Aufgrund der kommenden Einschränkung des Kulturlebens posten wir diesen Text aus unserer Ausgabe 101 vorab hier in voller Länge. So haben Sie noch die Chance, diese Veranstaltung wahrzunehmen.
Das Kunstkollektiv GNOTHIS lädt ein zu einer Mixed-Reality-Experience, die von der Antike direkt ins digitale Zeitalter führt.
GNOTHIS: Mit dem »Guhguh« in die Zukunft sehen
Ein Orakel nach der Zukunft zu befragen, war im antiken Griechenland gängige Praxis. Dafür reisten die Ratsuchenden über weite Strecken zum Heiligtum nach Delphi, brachten Opfergaben dar und bekamen dafür rätselhafte Botschaften mit auf den Weg, auf die sie sich frei nach der Inschrift des Apollo-Tempels »gnothi seauton« – »erkenne Dich selbst« ihren eigenen Reim machen durften. Heute fragen wir in den meisten Fällen erst einmal unseren universellen Antwortautomaten Google um Rat und hinterlassen dabei als unfreiwillige Gegengabe Spuren im Netz, die sich bestenfalls in allerlei personifizierte Werbeangebote ummünzen lassen und schlimmstenfalls die totale digitale Überwachung ermöglichen.

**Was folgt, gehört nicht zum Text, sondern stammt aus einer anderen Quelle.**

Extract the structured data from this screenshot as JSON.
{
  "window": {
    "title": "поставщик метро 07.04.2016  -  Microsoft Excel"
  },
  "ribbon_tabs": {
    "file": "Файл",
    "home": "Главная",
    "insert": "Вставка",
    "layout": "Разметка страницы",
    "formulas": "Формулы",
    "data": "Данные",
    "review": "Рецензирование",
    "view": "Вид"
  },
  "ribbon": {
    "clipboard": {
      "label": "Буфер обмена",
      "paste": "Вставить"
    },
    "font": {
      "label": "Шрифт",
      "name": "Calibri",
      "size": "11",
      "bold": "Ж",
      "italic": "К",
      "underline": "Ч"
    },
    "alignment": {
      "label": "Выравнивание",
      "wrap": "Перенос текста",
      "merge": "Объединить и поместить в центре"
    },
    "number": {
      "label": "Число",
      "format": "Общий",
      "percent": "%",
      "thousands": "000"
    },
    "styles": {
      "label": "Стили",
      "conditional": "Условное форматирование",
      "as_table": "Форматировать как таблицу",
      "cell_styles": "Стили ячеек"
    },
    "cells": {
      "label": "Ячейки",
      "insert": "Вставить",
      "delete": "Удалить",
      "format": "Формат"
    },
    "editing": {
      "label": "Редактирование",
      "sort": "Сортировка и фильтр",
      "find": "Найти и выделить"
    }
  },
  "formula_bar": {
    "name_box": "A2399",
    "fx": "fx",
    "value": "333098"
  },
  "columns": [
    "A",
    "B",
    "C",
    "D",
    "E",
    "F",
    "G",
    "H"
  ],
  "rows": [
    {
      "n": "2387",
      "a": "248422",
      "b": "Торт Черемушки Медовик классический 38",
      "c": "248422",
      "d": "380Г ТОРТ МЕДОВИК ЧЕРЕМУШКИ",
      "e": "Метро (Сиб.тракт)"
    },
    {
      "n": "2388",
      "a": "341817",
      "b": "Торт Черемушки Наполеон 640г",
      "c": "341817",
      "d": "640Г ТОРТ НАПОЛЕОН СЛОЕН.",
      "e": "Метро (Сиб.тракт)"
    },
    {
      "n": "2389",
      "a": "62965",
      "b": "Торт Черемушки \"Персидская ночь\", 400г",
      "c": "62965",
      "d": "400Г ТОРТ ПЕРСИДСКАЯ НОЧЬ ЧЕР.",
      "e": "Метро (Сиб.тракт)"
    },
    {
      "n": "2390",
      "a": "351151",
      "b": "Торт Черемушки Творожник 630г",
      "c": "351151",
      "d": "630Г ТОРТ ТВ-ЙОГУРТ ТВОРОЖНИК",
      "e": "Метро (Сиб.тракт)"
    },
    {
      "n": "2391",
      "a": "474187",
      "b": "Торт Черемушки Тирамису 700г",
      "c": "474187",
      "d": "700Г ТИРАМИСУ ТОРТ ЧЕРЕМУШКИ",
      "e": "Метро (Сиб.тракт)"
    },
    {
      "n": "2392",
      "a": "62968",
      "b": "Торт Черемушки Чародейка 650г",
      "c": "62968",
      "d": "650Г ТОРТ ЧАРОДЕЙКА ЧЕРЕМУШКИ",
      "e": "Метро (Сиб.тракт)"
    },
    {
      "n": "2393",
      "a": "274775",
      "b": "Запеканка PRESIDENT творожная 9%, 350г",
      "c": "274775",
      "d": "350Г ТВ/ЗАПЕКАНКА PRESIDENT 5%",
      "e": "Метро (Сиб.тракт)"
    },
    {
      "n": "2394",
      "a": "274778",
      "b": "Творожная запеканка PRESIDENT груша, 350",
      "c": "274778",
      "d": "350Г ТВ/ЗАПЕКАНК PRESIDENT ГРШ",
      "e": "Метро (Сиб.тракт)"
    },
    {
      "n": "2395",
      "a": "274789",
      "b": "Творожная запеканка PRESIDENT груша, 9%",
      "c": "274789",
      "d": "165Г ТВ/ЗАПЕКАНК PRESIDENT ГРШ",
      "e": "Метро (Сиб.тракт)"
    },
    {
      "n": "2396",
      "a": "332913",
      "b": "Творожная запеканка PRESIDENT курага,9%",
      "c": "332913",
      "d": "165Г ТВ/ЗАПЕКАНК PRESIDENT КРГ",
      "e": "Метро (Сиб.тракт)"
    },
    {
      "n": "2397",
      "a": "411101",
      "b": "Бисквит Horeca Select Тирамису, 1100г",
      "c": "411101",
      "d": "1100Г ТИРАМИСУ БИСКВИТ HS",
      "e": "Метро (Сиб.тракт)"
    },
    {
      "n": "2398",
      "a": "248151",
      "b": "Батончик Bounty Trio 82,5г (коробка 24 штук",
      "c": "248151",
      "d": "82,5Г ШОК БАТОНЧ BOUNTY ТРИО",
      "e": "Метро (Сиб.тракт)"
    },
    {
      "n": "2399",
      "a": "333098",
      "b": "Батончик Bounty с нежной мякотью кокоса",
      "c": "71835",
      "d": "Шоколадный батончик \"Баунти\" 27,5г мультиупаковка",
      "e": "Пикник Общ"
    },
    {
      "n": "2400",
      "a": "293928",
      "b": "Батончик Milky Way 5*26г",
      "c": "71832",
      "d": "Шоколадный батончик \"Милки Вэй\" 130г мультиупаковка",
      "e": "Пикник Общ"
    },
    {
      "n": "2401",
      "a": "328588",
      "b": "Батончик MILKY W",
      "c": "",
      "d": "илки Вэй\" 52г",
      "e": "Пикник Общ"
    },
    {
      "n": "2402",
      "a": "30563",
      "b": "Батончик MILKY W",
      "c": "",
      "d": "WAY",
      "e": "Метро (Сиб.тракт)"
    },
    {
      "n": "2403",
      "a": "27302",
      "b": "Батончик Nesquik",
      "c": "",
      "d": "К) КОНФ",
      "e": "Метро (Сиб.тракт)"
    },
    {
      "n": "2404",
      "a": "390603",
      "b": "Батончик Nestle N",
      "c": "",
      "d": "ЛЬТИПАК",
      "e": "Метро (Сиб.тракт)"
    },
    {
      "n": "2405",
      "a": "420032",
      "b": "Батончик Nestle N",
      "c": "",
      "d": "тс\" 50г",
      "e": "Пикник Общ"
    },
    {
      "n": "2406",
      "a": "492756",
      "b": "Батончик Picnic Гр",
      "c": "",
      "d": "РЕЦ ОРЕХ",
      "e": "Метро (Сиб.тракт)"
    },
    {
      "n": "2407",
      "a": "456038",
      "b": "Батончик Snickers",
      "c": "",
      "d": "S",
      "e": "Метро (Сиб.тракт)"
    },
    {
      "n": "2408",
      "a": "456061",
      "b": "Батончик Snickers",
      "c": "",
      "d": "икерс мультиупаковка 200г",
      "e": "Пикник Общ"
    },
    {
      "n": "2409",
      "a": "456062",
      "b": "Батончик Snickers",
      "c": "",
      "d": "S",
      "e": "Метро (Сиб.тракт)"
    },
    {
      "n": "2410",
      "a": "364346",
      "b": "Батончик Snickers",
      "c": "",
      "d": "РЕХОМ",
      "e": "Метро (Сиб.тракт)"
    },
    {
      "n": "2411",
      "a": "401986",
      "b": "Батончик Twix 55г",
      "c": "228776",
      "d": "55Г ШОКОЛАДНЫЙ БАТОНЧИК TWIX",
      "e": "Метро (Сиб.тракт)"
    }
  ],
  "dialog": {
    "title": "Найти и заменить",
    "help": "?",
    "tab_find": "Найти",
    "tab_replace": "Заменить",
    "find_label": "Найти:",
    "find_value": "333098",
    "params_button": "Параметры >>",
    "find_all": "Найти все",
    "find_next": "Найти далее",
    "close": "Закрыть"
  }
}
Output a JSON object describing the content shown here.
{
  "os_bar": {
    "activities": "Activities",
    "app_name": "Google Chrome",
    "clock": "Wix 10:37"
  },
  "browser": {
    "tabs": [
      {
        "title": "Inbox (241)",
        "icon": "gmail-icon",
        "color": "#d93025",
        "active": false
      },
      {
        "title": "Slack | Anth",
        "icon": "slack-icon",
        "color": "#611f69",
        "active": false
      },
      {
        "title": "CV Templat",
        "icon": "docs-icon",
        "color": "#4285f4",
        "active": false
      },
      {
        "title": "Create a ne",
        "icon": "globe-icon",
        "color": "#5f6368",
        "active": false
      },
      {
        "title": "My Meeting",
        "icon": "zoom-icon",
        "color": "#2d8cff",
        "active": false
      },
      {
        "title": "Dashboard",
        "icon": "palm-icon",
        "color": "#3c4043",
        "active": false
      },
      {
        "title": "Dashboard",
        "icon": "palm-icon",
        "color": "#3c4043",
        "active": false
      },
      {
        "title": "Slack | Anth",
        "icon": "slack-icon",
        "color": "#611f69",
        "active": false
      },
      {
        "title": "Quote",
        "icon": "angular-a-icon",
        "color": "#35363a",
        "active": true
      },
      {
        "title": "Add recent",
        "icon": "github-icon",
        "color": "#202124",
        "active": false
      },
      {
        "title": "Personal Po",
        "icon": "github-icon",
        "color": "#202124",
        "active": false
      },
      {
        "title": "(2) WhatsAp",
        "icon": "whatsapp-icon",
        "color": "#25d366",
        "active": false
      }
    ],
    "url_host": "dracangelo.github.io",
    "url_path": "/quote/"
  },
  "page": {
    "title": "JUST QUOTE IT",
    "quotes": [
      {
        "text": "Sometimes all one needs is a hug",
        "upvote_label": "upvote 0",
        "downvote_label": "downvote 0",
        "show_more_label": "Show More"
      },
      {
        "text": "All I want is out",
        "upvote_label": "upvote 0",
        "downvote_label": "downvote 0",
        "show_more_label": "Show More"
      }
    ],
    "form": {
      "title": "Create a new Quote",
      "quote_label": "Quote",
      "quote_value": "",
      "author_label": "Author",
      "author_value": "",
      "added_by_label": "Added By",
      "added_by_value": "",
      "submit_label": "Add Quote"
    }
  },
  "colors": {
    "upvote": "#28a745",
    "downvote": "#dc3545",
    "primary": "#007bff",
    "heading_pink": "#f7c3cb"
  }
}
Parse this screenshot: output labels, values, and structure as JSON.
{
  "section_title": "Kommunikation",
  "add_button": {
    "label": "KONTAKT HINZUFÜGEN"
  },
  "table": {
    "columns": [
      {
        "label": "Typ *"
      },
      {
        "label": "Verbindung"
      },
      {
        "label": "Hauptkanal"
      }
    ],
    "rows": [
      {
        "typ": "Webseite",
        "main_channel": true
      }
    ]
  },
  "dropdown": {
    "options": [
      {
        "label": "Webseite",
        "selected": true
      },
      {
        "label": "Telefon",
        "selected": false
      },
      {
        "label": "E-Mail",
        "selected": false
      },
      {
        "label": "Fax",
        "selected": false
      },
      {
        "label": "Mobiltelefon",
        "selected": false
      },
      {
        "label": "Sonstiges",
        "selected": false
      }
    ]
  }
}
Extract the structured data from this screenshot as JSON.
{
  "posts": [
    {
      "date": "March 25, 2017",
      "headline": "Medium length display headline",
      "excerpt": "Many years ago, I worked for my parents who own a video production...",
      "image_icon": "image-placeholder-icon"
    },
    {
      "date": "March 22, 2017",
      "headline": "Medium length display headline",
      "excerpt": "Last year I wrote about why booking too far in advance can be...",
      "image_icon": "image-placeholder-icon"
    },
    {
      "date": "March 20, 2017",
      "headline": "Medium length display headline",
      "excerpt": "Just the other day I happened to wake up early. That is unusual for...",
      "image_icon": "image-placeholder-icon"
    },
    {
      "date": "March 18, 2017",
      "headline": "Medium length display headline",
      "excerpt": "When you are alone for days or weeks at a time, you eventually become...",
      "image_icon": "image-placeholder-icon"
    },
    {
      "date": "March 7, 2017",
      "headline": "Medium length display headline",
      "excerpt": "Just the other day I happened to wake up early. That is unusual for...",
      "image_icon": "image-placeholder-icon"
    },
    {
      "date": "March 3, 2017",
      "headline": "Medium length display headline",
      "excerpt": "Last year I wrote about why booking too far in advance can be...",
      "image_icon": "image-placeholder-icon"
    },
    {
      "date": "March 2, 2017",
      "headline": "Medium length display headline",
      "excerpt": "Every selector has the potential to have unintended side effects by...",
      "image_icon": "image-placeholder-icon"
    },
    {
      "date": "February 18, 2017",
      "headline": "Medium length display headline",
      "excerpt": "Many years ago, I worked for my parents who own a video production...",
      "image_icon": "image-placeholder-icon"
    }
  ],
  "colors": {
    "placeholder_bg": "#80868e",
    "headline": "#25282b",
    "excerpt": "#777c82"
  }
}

An der Verknüpfung solcher Suchbewegungen durch Zeit und (virtuellen) Raum arbeitet das Kunstkollektiv GNOTHIS schon länger. Jetzt lädt es Interessierte zu einem XR-Spaziergang ein: Eine renovierungsbedürftige Villa im Stadtteil Nymphenburg-Neuhausen ist der Eingang zu einer ungewöhnlichen Reise in Vergangenheit und Zukunft zugleich, bei der sich reale und virtuelle Erfahrungen ineinander blenden. Wie im Märchen begegnet man in einer Ecke des verwunschenen Gartens einer silbrig geharnischten Zauberin und bekommt von ihr eine gläserne Kugel mit Griffen namens »Guhguh« überreicht, durch die sich die Umgebung und manch andere Erscheinungen beobachten lassen. Mit QR-Codes versehene Marmorplatten erweisen sich als Schnittstellen, und plötzlich zeigt eine schemenhafte Erscheinung im Blickfeld den Weg. Im Treppenhaus wabern mit zunehmender Höhe Wolken an Wänden und Decken, im dritten Stock blickt man über bergige Wüsten und auf dem Dachboden findet eine Begegnung mit einer anderen Dimension statt, über die hier noch nichts verraten werden soll.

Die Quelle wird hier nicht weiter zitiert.